The number of media found during the physical survey was much higher than what we had determined from the EAD survey: rather than 232 items, we identified 394 media; the estimated storage capacity need more than tripled: we estimated that we needed about 4.2 TB of space as opposed to 1.2 TB.

Physicalsurveyresults1

Physicalsurveyresults2

Since conducting the survey we’ve discovered more digital media in existing collections and have also received materials in new acquisitions. For example, the Toni Morrison Papers includes over 150 floppy disks, both 3.5” and 5.25,” as well as a number of CDs and DVDs. We also recently received the papers of Argentine poet Juan Gelman with over 160 3.5” floppies as well as several CDs, DVDs, and flash drives.

Next Steps

We in the Manuscripts Division are very fortunate in that a solid foundation of policy and infrastructure for managing born-digital materials has already largely been developed by our colleagues who oversee the University Archives and Public Policy Papers at Mudd Library. We’re currently in the process of trying to apply what they’ve established for our division, mirroring what they’ve developed in some respects, but also tweaking things as appropriate due to the differing nature of our collections.

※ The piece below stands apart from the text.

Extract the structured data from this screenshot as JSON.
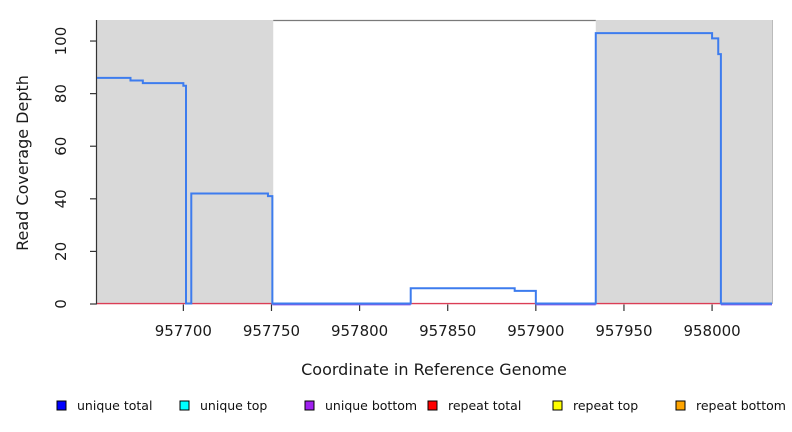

We’ve begun to emulate Mudd’s environment here at Firestone, developing the infrastructure necessary to properly process and preserve digital records; and have also started to revisit and draft various related policies and procedures, specifically those that address new acquisitions (i.e. our donor agreement), processing workflows, preservation, and access.  Other next steps include working with curators to prioritize the extant media we identified in our survey; beginning to process media from new collections; and refining the workflows we currently have in place. (These issues will be discussed in more detail in future posts.)

Not Changing, But Expanding: Managing Digital Archives at Firestone Library

The following post introduces an upcoming series about managing digital archives at Firestone Library. In the next few months, the processing archivists of RBSC’s Manuscripts Division will be posting about:

– updating donor and purchase agreements to reflect language inclusive of managing digital content;
– gaining intellectual control over legacy born-digital materials;
– tools and programs we will use to capture, process, and preserve materials;
– access models for making this content publicly accessible;
– storage options for long-term preservation; and
– description of born-digital and digitized content.  

We plan to post case studies on how we process various types of digital media including audio, email, documents, and images. We will also share any relevant publications, presentations, webinars, etc., that helped inform our process.

Why now?

Simply put, archival processing of digital materials should not only fall on the responsibility of digital archivists. Princeton University Library currently employs one Digital Archivist whose primary responsibilities are to develop, implement, and execute workflows specific to the management of University Archives. And while the Digital Archivist and other colleagues at the Seeley G. Mudd Library have encountered a steady flow of born-digital materials in University Archives over the past several years, the Manuscripts Division has only recently received an increasing amount of ‘hybrid’ collections that include analog and born-digital materials on floppy disks, CDs, DVDs, USBs, hard drives, and other removable storage media.  We are also taking steps to digitally migrate some of our audiovisual content. Acknowledging these concurrent realities, we see that our roles as traditional processing archivists are not changing but are expanding to include the management of digitized and born-digital content; and we’re ready to assume this responsibility. In looking to the foreseeable future, traditional processing archivists will eventually become digital archivists as backlogs shift from dusty, unprocessed boxes to terabytes of unprocessed data.

Institutionally, the timing is right for us to begin tackling this growing issue with the hopes that we get a handle of our digital content before we let terabytes of unprocessed data sit on the shelf to “collect dust.” We hope that our efforts to begin managing digital materials now prevent this new form of backlog from becoming a reality.